I have 8 pigeons in need of homes.Birds are all free,we just want them to have a good new home.Our health is not the best.Mates are listed together-will NOT seporate mated pairs.Pick up prefferred(but will consider shipping them)

*1 feral blue bar and his mate a black hen(who is missing half her 1 wing )

*1 feral cock and 1 pouter hen

* 1 racing homer cock,1 racing homer hen(she is blind-and can only be a pet -not in a loft.If you are picking up I will give you the cage for them)

*2 blue check juviniles-we think are both hens.(willing to seporate these 2 birds only)

I am located in Central,PA.If anyone is interested in taking any of the pairs,please let me know.If you are adopting them,picking up and would like to take the cage with you,that is fine. Will consider shipping the birds as well.

Please call me @814-944-3652 and ask for Steph


----------



## AnnaM (Jun 4, 2010)

Is one of the two juveniles young enough to be re-homed, so that I can let it fly outside? Also, would you ship her to Texas?
Can you please give me some information on how to find her a mate, as
I would like to keep a homing pigeon mating pair as pets.

Thanks, 
Anna M


----------



## kristikaye (Jun 23, 2010)

*looking for mate for my male*

Hi. I am inquiring about the 2 young hens that you're looking to place in good homes. My male lost his mate today, who died of unknown causes. She was a tumbler that was blind in one eye. He's a regular feral pigeon that fell out of the nest as a baby and then was raised by us. He's approximately 6 or 7 yrs old. 

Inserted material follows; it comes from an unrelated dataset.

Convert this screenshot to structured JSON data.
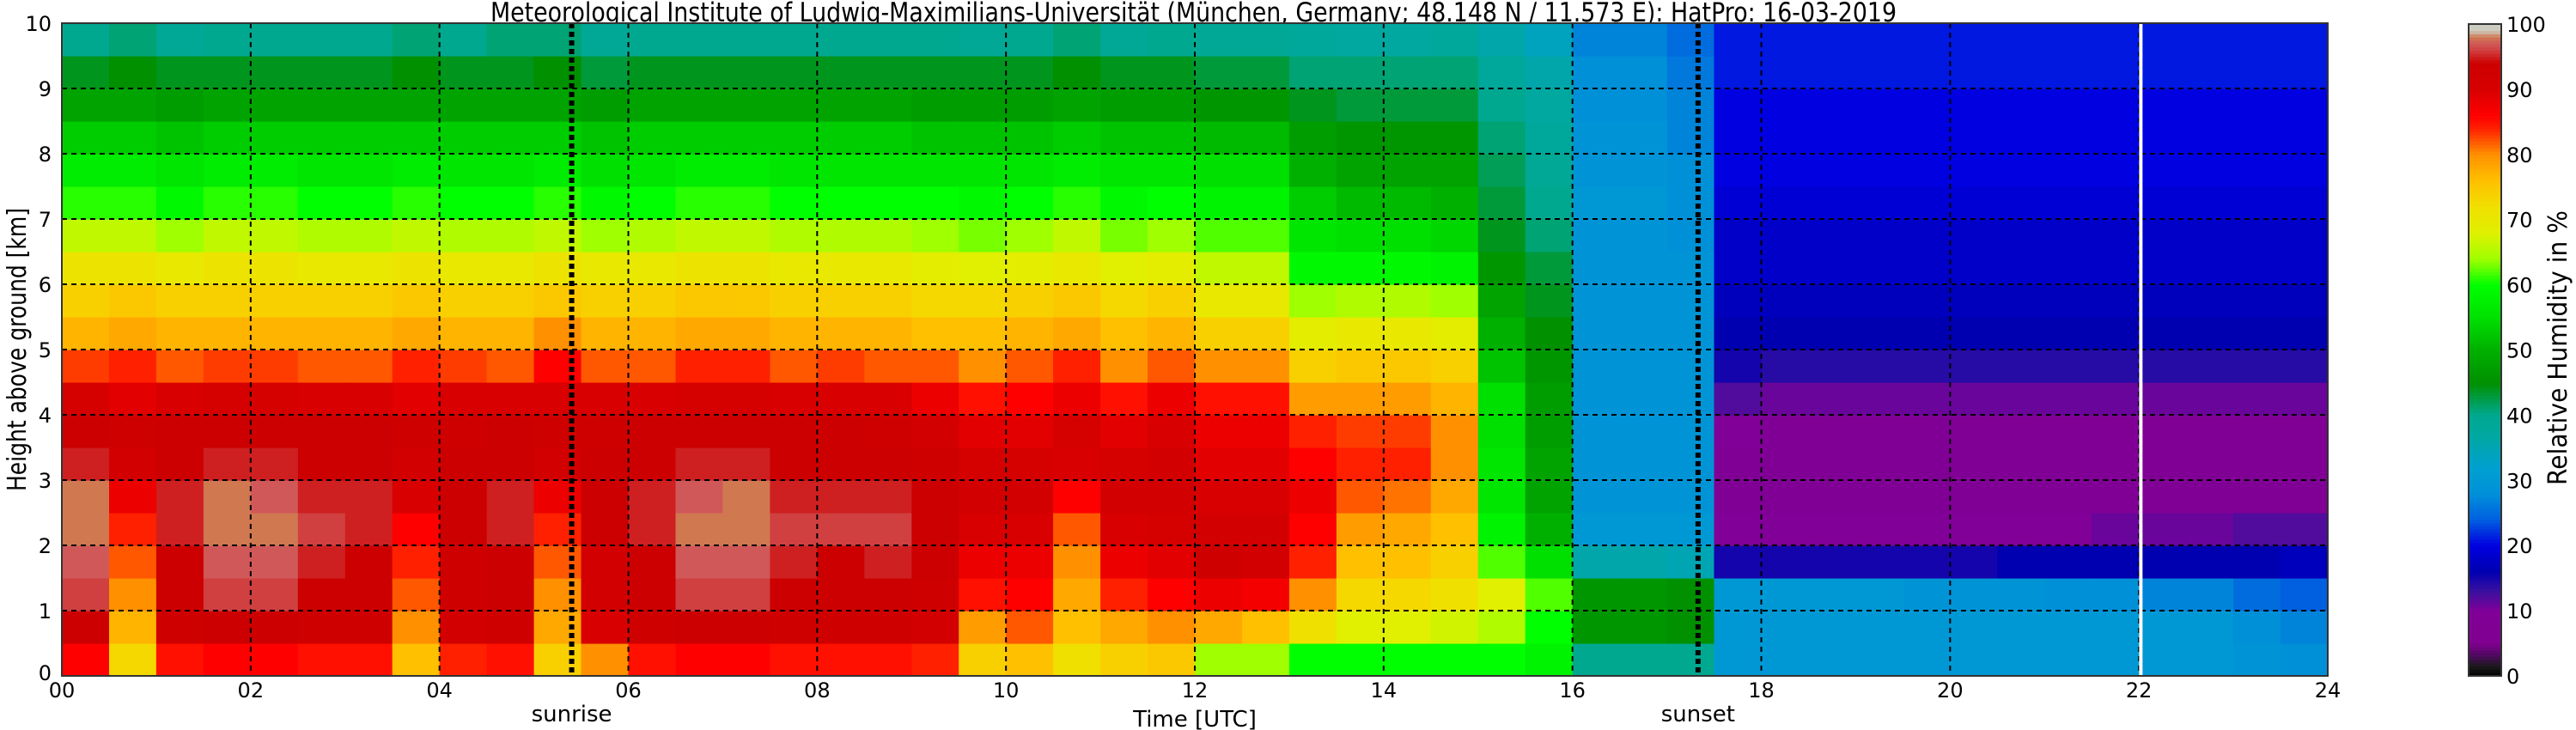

We are considering another mate for him; but aren't sure how it would work out if we forced him with a female that we pick. He lived for about 5 yrs in a friend's pigeon aviary (of about 80 birds) and picked this hen himself. He had a tendency to be rough with her when strangers would come around the enclosure. We're just not sure what we should do, frankly. I hate the thought of him being lonely; but would hate to pair him with a bird & then have to separate them. What are your thoughts on forcing two together like that as I've never done it before.

Thanks.
Kristi


----------



## AnnaM (Jun 4, 2010)

By the time I found out you replied (which was today) we had already found somewhere else to get pigeons from, and i assumed you weren't going to reply to this thread. Sorry  
Unfortunately I'm still in high school, so i don't get to make the decision on how many pigeons I keep. We have four, and my mom is not willing to keep any others. Again, sorry, and I hope someone else will give them a good home :]


----------